Although I come from a Muslim background, I don't pretend to represent Islam, but I care deeply about Muslim family and friends who seek to balance their faith and their love for America. Ft. Hood mocks such attempts at balance.

Like with Columbine, it could take years to unpack the dynamics behind Ft. Hood. I won't even pretend to make sense of it yet.

But I have a suggestion for the Muslim-American community. Go beyond the routine condemnations. A few years back, my brother and I penned a piece criticizing xenophobia directed at Muslim-Americans, but we still made it a point to argue that Muslim advocacy organizations such as CAIR "should go further [than just condemning violence], perhaps by establishing philanthropies for communities and families hurt by extremists who have hijacked Islam."

Okay, Hasan may not be an extremist who has hijacked Islam.
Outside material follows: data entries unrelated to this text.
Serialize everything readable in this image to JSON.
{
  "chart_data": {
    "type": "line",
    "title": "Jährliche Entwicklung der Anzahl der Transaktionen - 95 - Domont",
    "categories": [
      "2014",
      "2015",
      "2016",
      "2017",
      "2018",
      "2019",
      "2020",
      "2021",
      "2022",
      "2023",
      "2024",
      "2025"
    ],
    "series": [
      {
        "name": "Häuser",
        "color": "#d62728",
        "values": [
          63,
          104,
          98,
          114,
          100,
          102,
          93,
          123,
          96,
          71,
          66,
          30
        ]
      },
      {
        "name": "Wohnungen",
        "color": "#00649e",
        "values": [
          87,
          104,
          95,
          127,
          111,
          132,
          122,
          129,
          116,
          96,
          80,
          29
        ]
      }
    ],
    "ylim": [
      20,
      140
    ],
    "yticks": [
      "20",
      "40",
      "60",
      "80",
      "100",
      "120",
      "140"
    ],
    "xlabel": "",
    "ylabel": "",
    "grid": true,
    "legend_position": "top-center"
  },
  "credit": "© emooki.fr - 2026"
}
But hair-splitting distinctions are lost on grieving Americans right now. I wrote a positive piece years ago about CAIR's attempts to champion moderate Islam, and I do roll my eyes at the right-wing propaganda that claim groups such as CAIR are fronts for extremists--but I wish these groups were more interested in productive engagement than in getting jumpy about every possible sign of profiling against burqa-clad Muslims on airplanes.

Deeds, not words. Maybe these groups can begin to put their money where their mouth is, by offering tangible support to families of the shooting victims. Some of those families may angrily reject such aid, because Hasan's act will aggravate latent xenophobia. But still, a steadfast and long-term commitment to such a healing approach represents the generous model of Muhammad at the height of his powers.